The Cuban Adjustment Act has long made that path feel dependable. Enacted on November 2, 1966 as Public Law 89-732, the law lets eligible Cubans who were admitted or paroled into the United States apply to adjust status after one year of physical presence. That promise shaped migration decisions for decades. Now, according to Cato Institute analysis, thousands of cases were placed on hold even as 7,086 Cubans filed residency applications in January 2026.

The same analysis ties the collapse to Trump administration policy changes and expanded screening and vetting procedures. It says the approval squeeze landed alongside a far harsher enforcement climate: ICE arrests of Cubans rose 463% from October 2024 to January 2026. Monthly arrests climbed from fewer than 200 in late 2024 to more than 1,000 by late 2025. One Cato author said Cubans were facing "even more concerted targeting" than most other immigrant groups. Ending Cuban Adjustment Act green-card approvals, the report said, helped ICE drive the arrest surge.

That is the practical reality for people weighing what to do now. Waiting in the United States no longer looks like a clean legal strategy when residency cases can sit on hold for months and enforcement is rising. Leaving Cuba is harder too. Bloomberg reported in April 2026 that flights are scarce, paperwork is difficult to obtain, and routes through other countries are closing under pressure from Washington, narrowing the options for families trying to move legally. For some, that means delaying the trip. For others, it means trying to reroute through a third country before the doors close again. For the most desperate, the shrinking legal path increases the risk of irregular migration.

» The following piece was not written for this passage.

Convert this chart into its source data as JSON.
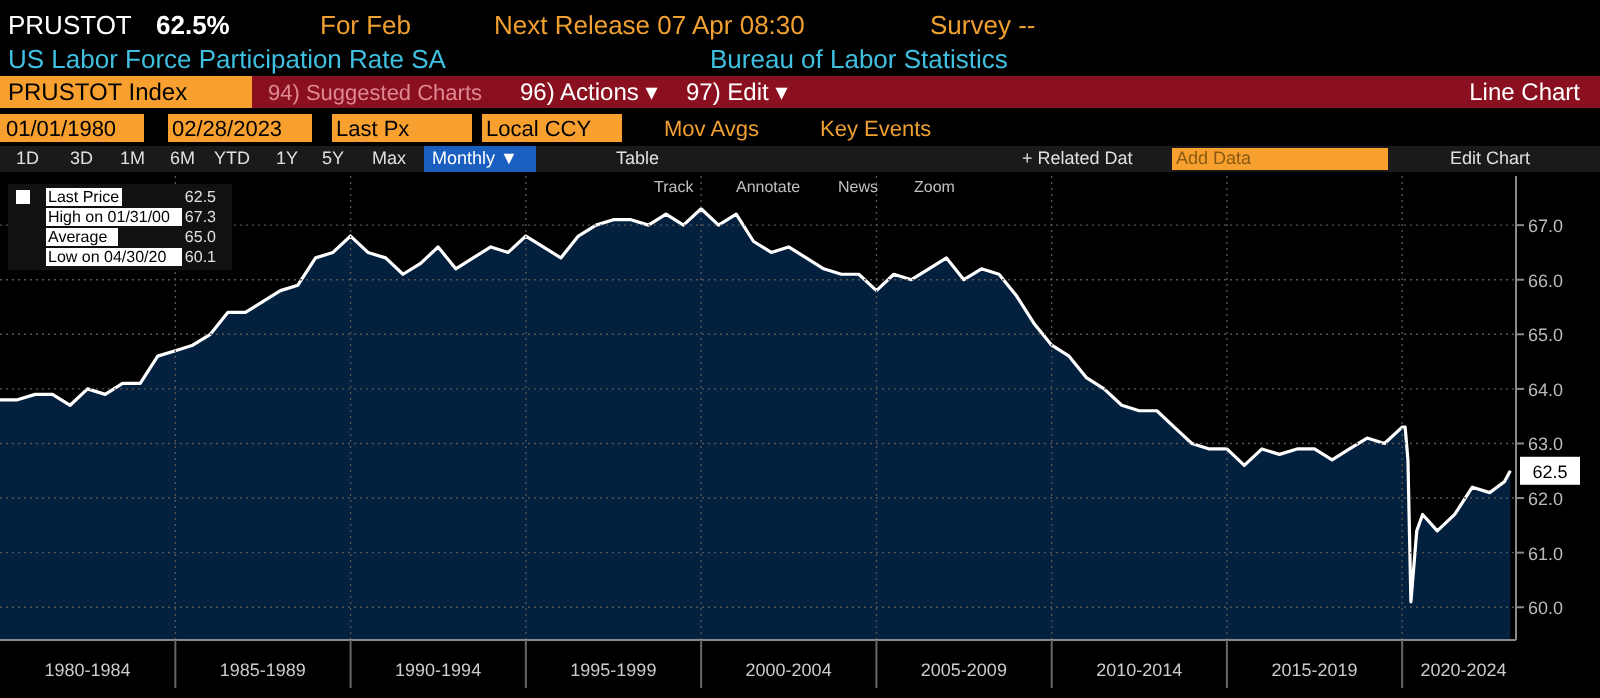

The slowdown is not limited to Cubans. Cato said family-based green-card approvals fell 54% between July 2025 and January 2026, while refugee approvals dropped 99% over the same period. But for Cubans, the hit lands differently because the adjustment law has been the one route many households trusted most. With approvals down to 15 in January 2026, that old certainty has been replaced by delay, fear and a hard recalculation of whether to wait, move or gamble.